I constantly astonished myself with these girls. Astonished that I had the words to express my long-buried stories. Astonished that I allowed them to see who I really was. And astonished that I was accepted regardless.
Chapter 3
April 22, 1897
Zürich, Switzerland
I nestled into my library carrel. The airy, wood-paneled library at the Polytechnic was full almost to capacity, but still, the room was hushed. The students were quietly worshipping at the altar of one discipline or another, some studying biology or chemistry, others math, and still others physics like myself. Here, buffeted from the world by the carrel, barricaded in by my books, fortified by my own musings and theories, I could almost pretend that I was like every other student at the Polytechnic library.
Spread before me were my class notes, several required texts, and one article from my own collection. They all clamored for my attention, and as if I were selecting among beloved pets, I found it hard to choose to which I would devote my time. Newton or Descartes? Or perhaps one of the newer theorists? The air at the Polytechnic, indeed throughout Zürich itself, felt charged with talk of the latest developments in physics, and I felt like it was speaking directly to me. The world of physics was where I belonged. Embedded in its secretive rules about the workings of the world—hidden forces and unseen causal relationships so complex that I believed only God could have created them—were answers to the greatest questions about our existence. If only I could uncover them.
Occasionally, if I relaxed into my reading and calculations—instead of studying and working so earnestly—I could see the divine patterns I desperately sought. But only in the periphery of my sight. As soon as I turned my gaze directly upon the patterns, they shimmered away into nothingness. Perhaps I wasn’t yet ready to view God’s masterwork head-on. Perhaps in time, he would allow it.
I credited Papa for bringing me to this scintillating threshold of education and curiosity. My only regret was that he still worried about me here in Zürich, both in terms of my future prospects and the safety of my daily living. While I worked hard in my letters to convince him of the abundance of teaching positions for me when I finished, if research should not be my career, and the inviolability of my structured life at school and the pension, I sensed his anxiety through his endless questioning.
Interesting that Mama seemed more comfortable with my current path. After a lifetime bristling against her disapproval of my unorthodox need for education, once I settled into my life in Zürich, she seemed to surrender to my choice, particularly when I started to fill my letters to her with tales of my outings with Ru?ica, Milana, and Helene. In her responses, I saw that Mama delighted in these new friendships. My first friendships.
Mama’s approval wasn’t always so freely given. Until this recent rapprochement, my relationship with her was darkened by her worries over me, her lame, lonely, and unconventional child. And by the impact my thirst for education had on her own life.
On one brisk September afternoon in my birthplace of remote Titel, nearly seven years ago, she didn’t bother to mask her opposition to my decidedly unfeminine path, even though Papa himself propelled it forward, and she rarely challenged him. We were on our pilgrimage to the cemetery where my older brother and sister were buried, the siblings who had died of infant illnesses years before my birth. The wind was fierce, whipping the kerchief around my head. I grabbed the black fabric and held it down tightly, imagining the cluck of Mama’s disapproval should the kerchief fly off, leaving my head exposed while treading on sacred ground. The folds covered my ears, muffling the low, mournful moans of the wind. I was grateful for the quiet, although I knew the wind’s keening befitted our destination.

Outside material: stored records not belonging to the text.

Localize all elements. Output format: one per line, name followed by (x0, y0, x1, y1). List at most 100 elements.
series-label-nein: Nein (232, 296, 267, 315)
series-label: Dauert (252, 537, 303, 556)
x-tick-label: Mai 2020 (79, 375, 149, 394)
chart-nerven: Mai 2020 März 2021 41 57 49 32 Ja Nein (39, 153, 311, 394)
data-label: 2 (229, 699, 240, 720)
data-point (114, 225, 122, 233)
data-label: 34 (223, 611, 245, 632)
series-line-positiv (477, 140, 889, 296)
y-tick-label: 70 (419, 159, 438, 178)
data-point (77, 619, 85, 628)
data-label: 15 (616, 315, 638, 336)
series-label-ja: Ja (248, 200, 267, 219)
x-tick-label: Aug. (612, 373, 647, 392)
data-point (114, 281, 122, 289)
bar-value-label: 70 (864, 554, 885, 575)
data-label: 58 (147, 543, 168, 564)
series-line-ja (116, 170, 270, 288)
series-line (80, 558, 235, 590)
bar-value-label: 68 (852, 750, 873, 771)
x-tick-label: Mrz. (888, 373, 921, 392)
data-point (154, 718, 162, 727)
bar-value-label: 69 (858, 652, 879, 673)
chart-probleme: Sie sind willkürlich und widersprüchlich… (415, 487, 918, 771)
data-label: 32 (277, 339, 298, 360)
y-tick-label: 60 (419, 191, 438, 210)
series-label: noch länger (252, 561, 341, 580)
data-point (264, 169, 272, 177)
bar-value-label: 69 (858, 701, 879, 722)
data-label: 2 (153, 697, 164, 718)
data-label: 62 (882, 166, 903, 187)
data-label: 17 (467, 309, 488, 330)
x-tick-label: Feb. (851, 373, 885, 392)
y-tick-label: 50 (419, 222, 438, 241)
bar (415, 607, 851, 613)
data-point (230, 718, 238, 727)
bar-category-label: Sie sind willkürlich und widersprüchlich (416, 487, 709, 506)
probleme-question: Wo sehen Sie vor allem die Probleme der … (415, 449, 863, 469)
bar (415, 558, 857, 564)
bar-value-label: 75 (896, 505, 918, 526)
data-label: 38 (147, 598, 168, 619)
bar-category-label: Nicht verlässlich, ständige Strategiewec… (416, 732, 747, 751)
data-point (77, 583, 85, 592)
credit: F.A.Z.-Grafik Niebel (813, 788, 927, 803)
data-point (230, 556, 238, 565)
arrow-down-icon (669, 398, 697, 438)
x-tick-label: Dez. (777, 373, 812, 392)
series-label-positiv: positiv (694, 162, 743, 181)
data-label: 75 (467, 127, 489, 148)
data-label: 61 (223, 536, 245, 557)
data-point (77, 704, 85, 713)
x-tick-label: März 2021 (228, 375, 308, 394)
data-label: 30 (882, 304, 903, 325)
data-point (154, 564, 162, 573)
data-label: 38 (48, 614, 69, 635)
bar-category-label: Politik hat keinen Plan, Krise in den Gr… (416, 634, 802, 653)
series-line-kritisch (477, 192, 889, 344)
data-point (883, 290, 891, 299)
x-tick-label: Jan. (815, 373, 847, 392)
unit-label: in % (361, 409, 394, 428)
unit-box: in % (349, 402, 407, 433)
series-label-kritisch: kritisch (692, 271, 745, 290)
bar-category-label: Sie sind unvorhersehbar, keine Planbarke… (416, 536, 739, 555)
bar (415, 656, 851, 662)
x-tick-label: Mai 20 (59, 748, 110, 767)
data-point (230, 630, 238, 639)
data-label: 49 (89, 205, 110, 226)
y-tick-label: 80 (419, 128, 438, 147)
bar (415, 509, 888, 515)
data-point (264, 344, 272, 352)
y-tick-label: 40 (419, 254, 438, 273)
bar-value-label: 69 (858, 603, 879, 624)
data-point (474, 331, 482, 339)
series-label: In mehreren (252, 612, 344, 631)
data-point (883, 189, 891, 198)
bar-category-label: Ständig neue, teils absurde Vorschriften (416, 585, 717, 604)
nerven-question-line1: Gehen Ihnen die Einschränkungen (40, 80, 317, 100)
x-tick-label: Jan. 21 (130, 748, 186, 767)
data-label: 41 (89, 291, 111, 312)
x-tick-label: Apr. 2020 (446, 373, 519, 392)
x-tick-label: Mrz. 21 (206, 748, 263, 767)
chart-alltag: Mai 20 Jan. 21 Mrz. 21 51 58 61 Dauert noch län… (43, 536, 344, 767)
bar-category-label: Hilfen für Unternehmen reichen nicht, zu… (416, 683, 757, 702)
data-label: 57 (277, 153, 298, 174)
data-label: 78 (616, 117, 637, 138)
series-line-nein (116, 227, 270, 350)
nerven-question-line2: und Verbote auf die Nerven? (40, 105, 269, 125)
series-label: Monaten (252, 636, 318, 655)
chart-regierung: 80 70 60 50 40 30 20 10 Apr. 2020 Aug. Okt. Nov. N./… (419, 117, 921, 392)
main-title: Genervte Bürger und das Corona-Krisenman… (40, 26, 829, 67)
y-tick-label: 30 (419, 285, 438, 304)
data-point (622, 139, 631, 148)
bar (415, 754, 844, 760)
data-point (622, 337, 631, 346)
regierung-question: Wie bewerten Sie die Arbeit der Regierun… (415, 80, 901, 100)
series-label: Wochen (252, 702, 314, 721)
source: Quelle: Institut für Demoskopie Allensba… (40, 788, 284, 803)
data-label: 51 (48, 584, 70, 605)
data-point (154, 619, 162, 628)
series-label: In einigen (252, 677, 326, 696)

I smelled tamjan, a sweet and pungent incense, wafting from our church as we passed, and fallen leaves crunched underfoot as I struggled to keep up with Mama’s stride. The hill was rocky and hard for me to climb, which Mama knew well. But she wouldn’t slow down. It was almost as if the arduousness of the walk to the cemetery was part of my penance. For surviving when my brother and sister did not. For living when childhood sicknesses claimed the others. And for inspiring Papa to accept the new governmental post in Zagreb, a larger city with better schooling for me, but a move that would take Mama farther away from the graves of her firstborn children.